5.2.1. A statefulset application stuck after failover

Problem
Application is in terminating state after failover or relocate.
Resolution
  1. If the workload uses StatefulSets, then run the following command before failing back or relocating to another cluster:

    $ oc get drpc -n <namespace> -o wide
    • If PeerReady is TRUE then you can proceed with the failback or relocation.
    • If PeerReady is FALSE then run the following command on the peer cluster:

      $ oc get pvc -n <namespace>

      For each bounded PVC for that namespace that belongs to the StatefulSet, run

      $ oc delete pvc <pvcname> -n namespace

      Once all PVCs are deleted, Volume Replication Group (VRG) transitions to secondary, and then gets deleted.

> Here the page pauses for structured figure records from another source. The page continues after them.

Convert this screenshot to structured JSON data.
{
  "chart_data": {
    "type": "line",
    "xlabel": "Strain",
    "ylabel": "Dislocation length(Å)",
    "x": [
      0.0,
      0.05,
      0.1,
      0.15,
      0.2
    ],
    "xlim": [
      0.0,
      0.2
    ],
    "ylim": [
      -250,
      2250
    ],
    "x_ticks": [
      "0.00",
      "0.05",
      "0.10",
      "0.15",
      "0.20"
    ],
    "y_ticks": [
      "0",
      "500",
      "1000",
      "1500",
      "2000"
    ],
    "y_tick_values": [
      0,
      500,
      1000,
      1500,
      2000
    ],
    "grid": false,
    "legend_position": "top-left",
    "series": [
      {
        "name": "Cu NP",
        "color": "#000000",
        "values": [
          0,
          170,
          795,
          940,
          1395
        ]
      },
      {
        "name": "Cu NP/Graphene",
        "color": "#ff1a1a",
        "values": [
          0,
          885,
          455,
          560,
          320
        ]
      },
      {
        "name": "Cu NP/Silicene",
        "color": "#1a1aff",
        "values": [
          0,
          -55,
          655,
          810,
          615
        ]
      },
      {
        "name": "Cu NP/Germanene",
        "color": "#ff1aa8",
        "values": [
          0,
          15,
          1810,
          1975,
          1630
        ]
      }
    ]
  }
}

  2. Run the following command again

    $ oc get drpc -n <namespace> -o wide

    After a few seconds to a few minutes, the PeerReady column changes to TRUE. Then you can proceed with the failback or relocation.

BZ reference: [2118270]

5.2.2. DR policies protect all applications in the same namespace

Problem
While only single application is selected to be used by a DR policy, all applications in the same namespace will be protected. This results in PVCs, that match the DRPlacementControl spec.pvcSelector across multiple workloads or if the selector is missing across all workloads, replication management to potentially manage each PVC multiple times and cause data corruption or invalid operations based on individual DRPlacementControl actions.
Resolution
Label PVCs that belong to a workload uniquely, and use the selected label as the DRPlacementControl spec.pvcSelector to disambiguate which DRPlacementControl protects and manages which subset of PVCs within a namespace. It is not possible to specify the spec.pvcSelector field for the DRPlacementControl using the user interface, hence the DRPlacementControl for such applications must be deleted and created using the command line.

BZ reference: [2111163]

5.2.3. During failback of an application stuck in Relocating state

Problem
This issue might occur after performing failover and failback of an application (all nodes or cluster are up). When performing failback application stuck in the Relocating state with a message of Waiting for PV restore to complete.
Resolution
Use S3 client or equivalent to clean up the duplicate PV objects from the s3 store. Keep only the one that has a timestamp closer to the failover or relocate time.